Daughter of the late folk icon Harry Chapin, singer-songwriter Jen Chapin doesn’t entirely like the term “singer-songwriter.”
"It’s a weird term,” says Chapin, who brings her band to the Winchester tomorrow night. “As a genre, it’s not that appealing to me. Narcissism is too strong a word but the connotation is about telling you my feelings through a guitar. I have a wider musical perspective. I came of age with the first hip-hop tracks were on the radio.”
Chapin’s new album, Reckoning, certainly crosses into a variety of genres. Some of it is rock. Some is pop. And some is jazz. It reflects Chapin’s musical upbringing.
“I walked on the beach with my boombox playing Houses of the Holy,” she says when asked about her formative years. “All those things are part of me: classic rock and soul music. That is as much part of the music as singer-songwriters. I love Joni Mitchell but I’m trying to throw other things in the mix too. Different people hear different things. Some people really hear the jazz. Some people really hear the folk. Some people hear Janis Joplin or Alanis Morissette.
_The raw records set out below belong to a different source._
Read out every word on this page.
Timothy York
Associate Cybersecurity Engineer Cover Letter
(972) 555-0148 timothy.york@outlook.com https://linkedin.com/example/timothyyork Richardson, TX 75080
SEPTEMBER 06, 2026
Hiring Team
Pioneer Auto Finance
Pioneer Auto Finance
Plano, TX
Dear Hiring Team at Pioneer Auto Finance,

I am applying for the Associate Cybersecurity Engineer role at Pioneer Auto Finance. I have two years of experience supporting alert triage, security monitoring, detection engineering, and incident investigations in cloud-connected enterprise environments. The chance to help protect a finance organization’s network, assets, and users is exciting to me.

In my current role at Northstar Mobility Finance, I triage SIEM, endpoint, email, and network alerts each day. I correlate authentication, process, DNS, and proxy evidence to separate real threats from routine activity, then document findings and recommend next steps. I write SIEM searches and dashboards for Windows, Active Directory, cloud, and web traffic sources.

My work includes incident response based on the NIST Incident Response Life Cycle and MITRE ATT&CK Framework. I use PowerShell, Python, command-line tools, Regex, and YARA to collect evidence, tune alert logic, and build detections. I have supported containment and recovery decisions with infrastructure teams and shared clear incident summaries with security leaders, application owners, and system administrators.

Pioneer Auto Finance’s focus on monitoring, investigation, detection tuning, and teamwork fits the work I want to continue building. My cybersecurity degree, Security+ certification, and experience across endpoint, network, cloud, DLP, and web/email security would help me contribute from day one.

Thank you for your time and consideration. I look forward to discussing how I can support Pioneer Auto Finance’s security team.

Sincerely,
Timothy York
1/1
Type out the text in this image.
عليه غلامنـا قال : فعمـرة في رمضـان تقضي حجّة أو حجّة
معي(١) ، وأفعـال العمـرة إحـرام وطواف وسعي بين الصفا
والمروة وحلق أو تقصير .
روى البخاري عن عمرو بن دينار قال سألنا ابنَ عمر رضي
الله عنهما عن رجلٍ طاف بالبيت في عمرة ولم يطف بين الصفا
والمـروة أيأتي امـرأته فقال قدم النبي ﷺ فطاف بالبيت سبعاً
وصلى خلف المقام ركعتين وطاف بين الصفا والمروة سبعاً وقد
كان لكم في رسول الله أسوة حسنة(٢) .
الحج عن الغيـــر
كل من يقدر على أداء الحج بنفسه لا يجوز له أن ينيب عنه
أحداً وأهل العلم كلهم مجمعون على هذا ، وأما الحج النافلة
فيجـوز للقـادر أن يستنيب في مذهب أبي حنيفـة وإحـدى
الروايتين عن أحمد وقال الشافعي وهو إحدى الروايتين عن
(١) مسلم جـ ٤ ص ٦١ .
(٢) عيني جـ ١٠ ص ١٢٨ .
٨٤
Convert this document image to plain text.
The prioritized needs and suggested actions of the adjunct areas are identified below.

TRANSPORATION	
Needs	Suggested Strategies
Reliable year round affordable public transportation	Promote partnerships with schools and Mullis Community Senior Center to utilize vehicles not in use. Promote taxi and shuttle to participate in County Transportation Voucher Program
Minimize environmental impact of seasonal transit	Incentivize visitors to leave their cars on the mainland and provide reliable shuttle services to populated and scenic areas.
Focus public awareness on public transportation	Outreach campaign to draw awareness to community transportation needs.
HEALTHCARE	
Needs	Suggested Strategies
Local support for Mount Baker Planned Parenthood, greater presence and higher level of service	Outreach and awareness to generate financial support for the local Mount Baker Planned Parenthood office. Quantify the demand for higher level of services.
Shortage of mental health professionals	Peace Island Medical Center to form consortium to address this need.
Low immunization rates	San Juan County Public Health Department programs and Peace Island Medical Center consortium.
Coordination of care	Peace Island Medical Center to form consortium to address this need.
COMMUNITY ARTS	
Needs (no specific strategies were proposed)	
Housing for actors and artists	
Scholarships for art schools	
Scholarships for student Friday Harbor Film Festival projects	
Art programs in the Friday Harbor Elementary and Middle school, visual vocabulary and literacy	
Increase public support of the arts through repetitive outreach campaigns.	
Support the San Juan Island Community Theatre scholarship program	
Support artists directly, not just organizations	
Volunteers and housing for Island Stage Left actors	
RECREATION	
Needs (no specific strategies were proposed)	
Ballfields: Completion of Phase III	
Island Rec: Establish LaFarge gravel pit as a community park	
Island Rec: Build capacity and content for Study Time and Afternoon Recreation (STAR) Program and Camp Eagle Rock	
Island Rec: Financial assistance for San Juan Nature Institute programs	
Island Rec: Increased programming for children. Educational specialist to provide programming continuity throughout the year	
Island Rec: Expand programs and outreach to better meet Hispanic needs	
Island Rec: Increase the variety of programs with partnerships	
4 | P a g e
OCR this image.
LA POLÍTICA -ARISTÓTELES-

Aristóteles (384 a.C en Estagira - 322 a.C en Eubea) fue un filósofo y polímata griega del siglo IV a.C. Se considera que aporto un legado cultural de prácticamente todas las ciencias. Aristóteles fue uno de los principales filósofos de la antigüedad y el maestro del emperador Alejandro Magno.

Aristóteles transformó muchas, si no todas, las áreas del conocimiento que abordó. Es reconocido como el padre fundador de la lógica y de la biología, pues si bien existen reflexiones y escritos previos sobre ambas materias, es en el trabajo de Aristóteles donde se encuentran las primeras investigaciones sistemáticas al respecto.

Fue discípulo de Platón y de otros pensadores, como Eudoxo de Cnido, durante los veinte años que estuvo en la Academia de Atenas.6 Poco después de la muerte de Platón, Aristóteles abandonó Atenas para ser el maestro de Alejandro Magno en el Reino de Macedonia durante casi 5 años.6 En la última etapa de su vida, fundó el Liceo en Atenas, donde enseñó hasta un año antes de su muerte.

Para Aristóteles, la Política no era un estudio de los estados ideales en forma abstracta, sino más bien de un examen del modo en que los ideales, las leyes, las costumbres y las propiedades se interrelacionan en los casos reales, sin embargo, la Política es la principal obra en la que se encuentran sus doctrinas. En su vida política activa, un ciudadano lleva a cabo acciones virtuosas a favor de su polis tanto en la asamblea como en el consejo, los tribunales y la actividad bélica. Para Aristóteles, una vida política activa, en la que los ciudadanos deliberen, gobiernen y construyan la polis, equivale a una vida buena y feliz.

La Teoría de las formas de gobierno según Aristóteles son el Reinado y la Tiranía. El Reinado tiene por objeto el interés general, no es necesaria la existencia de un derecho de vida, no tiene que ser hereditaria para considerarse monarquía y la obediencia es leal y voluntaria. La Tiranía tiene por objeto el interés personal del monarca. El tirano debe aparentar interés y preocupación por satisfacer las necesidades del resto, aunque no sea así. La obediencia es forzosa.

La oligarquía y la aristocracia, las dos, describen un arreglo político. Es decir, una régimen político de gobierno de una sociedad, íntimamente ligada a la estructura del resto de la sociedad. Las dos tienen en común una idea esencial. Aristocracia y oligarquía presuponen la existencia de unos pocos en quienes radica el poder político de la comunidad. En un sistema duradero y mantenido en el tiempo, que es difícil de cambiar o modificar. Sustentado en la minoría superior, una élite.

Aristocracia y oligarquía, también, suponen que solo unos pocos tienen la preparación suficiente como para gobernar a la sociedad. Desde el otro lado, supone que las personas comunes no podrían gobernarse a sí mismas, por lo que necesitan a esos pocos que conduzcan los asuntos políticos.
Some people hear it as really relaxing and some people hear it as really dark. I appreciate that.”
Expect to hear most (if not all) of Reckoning at tomorrow’s show.
“When I was putting the song order together for the album, it happened that that song order [of Reckoning] works well in a live set,” she says. All of the songs are really meaningful to me right now and work as a live performance. We have been playing all of the songs and we include two or three songs from my other recordings or maybe a cover tune. We get really powerful reactions to our live shows. It’s great.”